风车剧情介绍书包
我书架的最上层压着一个洗得发白的藏青色帆布书包,边角磨出了细密的毛边,正面用银线绣的“1998”字样已经褪色得几乎看不清,里面整整齐齐夹着二十多页泛黄的稿纸,是我当年追完年代剧《风车》后,一笔一划整理的完整剧情介绍。
这个书包是我高三那年母亲给我买的,那年夏天电视台黄金档正在播《风车》,我每天下了晚自习冲回家,刚好能赶上两集连播的尾巴。母亲总说我不务正业,却还是会在我写作业的时候,悄悄把剧情记在她的记账本空白页上,等我放学了讲给我听。后来我嫌她记的细节不全,干脆自己找了个硬壳笔记本,每天看完剧就整理人物关系和剧情脉络,最后装订好塞进了这个书包里,一放就是二十多年。
稿纸第一页写着剧集的背景:故事发生在上世纪六十年代的老北京胡同,四合院里住着舒、梁、何、单四户人家,开篇就是除夕夜的一场意外,何爽因为和男友康胜利的恋情被人举报,不堪受辱撞了院里的老槐树,从此两辈人的恩怨就像被风吹动的风车,转起来就再也停不下。我在这段旁边用红笔标了个星号,还写了一行小字“小姨太可惜了,那个举报的小人太可气”,现在看字里行间都是当年的孩子气。
后面的页子里,我把每一个人物的成长线都理得清清楚楚:梁家的大儿子梁尘从小就认死理,一口咬定是单志衡举报了何爽,从十几岁到成家立业,跟单家斗了半辈子,直到后来才发现,当年的真相远比他想的复杂。我在这段旁边抄了梁尘在何爽坟前说的那句台词“我这辈子就想讨个公道,可到最后才知道,有些人活着,比什么都重要”,字里行间还能看到当年被剧情戳中后洇开的墨点。

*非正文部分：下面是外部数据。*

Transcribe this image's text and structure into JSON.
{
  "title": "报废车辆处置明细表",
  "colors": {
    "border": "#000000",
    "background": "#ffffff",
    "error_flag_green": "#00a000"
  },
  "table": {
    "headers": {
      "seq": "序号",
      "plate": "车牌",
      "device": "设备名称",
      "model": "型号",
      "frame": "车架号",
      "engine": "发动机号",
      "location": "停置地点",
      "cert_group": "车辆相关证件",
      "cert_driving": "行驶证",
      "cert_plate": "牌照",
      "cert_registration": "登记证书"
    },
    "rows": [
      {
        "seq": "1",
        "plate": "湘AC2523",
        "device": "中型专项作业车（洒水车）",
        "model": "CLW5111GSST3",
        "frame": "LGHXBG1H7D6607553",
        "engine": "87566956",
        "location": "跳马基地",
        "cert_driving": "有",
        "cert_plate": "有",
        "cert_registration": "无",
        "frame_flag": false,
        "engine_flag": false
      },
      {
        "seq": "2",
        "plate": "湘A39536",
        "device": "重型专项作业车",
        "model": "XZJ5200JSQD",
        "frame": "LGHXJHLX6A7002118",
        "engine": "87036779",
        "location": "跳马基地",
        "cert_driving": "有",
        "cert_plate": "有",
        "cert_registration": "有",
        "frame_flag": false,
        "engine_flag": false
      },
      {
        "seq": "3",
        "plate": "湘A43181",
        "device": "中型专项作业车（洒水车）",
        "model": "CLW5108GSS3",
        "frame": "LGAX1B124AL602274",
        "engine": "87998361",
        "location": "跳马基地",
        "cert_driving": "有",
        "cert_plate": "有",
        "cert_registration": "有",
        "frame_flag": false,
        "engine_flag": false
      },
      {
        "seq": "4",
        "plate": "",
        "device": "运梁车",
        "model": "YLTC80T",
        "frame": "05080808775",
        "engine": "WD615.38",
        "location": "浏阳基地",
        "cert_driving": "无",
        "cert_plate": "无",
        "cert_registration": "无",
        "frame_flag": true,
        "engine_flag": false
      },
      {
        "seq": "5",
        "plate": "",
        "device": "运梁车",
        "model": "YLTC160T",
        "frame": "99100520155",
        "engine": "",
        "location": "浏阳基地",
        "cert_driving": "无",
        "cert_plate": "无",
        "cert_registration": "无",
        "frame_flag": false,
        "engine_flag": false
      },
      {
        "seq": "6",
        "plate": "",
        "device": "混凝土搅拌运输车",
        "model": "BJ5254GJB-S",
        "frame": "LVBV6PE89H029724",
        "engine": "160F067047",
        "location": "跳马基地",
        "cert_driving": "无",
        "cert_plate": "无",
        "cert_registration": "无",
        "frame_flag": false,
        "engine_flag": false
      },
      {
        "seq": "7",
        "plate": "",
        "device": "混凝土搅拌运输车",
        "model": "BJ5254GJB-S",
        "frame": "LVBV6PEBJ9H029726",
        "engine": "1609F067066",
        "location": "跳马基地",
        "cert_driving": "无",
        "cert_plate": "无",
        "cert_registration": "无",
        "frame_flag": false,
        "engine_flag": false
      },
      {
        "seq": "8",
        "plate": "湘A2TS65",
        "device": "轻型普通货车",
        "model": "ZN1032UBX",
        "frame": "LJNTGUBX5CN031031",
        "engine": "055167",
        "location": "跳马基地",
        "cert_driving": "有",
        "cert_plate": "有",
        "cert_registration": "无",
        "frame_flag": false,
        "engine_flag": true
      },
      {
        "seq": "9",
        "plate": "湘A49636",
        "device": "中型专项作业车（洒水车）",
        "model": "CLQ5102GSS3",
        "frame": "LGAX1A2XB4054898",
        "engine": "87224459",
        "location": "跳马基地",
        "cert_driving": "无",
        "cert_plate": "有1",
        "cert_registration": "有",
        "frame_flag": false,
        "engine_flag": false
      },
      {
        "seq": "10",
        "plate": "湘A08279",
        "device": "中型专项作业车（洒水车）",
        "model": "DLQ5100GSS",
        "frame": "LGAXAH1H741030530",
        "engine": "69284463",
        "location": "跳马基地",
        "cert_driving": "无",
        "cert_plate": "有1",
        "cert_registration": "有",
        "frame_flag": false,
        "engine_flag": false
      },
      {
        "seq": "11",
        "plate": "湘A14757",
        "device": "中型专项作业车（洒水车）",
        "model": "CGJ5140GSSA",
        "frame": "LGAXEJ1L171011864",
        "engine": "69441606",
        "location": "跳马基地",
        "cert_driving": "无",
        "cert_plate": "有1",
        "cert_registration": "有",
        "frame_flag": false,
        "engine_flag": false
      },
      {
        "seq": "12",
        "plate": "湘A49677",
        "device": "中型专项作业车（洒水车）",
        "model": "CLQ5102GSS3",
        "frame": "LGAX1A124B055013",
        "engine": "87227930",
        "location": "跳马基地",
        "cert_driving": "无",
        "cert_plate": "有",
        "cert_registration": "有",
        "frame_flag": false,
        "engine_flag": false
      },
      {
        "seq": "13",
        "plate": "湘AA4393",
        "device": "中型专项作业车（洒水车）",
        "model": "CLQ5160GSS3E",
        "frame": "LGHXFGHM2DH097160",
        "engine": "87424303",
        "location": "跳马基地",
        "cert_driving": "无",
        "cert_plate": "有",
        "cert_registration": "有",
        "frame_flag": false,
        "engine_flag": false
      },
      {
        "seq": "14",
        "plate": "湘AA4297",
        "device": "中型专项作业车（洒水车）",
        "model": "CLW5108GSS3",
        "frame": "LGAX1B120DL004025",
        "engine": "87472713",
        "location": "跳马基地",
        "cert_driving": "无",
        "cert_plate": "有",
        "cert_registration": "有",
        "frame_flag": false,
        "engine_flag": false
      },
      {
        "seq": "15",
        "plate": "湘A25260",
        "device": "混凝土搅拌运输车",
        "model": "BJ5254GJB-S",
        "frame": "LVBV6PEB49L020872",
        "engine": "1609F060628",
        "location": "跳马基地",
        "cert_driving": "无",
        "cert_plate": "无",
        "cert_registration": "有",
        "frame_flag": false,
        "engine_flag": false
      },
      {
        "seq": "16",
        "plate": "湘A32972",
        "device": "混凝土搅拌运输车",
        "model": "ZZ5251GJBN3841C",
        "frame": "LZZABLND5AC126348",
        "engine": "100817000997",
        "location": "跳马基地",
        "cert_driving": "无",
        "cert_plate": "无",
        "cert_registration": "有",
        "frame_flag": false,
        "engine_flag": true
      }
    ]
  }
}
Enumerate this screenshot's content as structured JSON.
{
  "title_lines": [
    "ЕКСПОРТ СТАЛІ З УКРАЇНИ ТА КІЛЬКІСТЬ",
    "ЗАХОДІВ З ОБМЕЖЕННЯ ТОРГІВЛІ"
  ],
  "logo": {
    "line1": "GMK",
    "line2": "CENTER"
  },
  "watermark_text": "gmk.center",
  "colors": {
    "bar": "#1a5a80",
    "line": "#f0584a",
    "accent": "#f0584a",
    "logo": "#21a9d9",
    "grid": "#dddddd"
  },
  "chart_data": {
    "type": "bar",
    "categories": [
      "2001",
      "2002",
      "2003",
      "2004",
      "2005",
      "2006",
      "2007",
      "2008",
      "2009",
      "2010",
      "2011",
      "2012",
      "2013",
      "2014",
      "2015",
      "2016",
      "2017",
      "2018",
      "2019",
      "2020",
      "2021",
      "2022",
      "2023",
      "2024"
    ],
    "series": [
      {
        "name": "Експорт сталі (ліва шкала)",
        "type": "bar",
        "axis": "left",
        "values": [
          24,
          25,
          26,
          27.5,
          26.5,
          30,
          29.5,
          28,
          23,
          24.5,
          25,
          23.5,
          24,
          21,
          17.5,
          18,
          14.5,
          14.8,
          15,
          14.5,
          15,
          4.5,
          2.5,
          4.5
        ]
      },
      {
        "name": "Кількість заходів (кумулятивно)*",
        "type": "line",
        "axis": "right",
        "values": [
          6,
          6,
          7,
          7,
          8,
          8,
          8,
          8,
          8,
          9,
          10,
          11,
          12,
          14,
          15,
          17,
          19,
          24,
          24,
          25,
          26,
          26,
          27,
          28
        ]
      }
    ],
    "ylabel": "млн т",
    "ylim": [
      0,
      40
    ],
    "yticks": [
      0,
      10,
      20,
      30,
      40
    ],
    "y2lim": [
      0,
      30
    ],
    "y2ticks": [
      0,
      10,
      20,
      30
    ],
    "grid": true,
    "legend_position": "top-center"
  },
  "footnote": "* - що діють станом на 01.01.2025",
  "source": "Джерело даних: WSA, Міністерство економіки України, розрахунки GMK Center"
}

书包里还夹着当年的一张报纸剪报,是《风车》的编剧采访,上面说这部剧里没有绝对的好人坏人,大家都是被时代推着走的普通人,有人犯过错,有人认过错,有人守着良心过了一辈子。就像院里的舒义海,年轻时候犯了糊涂做了错事,后半辈子拼了命地弥补,最后得了老年痴呆,唯独记得要给何爽的墓前摆上她最爱吃的山楂糕。我当时在这句话下面画了三道横线,旁边写着“原来对错哪有那么清楚,人心都是肉长的”。
前两年胡同拆迁,老邻居们凑在一起吃饭,有人还提起当年全院一起追《风车》的日子,那时候大家晚上都搬个小马扎坐在院子里,围着一台黑白电视机,看到何爽去世的时候有人抹眼泪,看到梁尘终于跟单家和解的时候有人鼓掌,就好像剧里的四合院就是我们住的这个院子,剧里的人就是我们身边的街坊。
现在我偶尔还会把这个书包拿出来,翻一翻里面的剧情介绍,那些泛黄的纸页上,记的不只是一部剧的故事,更是我十几岁时候的夏天,是母亲偷偷给我留的西瓜,是院子里摇着蒲扇的邻居,是那个时候大家凑在一起,为了别人的故事哭哭笑笑的日子。就像剧里总出现的那个风车,风一吹就转,转走了岁月,却转不走那些刻在心里的,普通人的热乎气儿。
前阵子我侄女来家里玩,翻出这个书包问我是什么,我给她讲《风车》的故事,她听得入迷,说要找出来这部剧看看。我把书包递给她的时候,突然觉得这东西就像个传家宝,里面装的不只是剧情介绍,更是我们这代人对那个年代的记忆,是那些最朴素的道理:人这一辈子,要对得起良心,要懂得原谅,要珍惜身边的人,就像风车不管怎么转,根始终扎在地上,人心不管怎么变,善念永远都不该丢。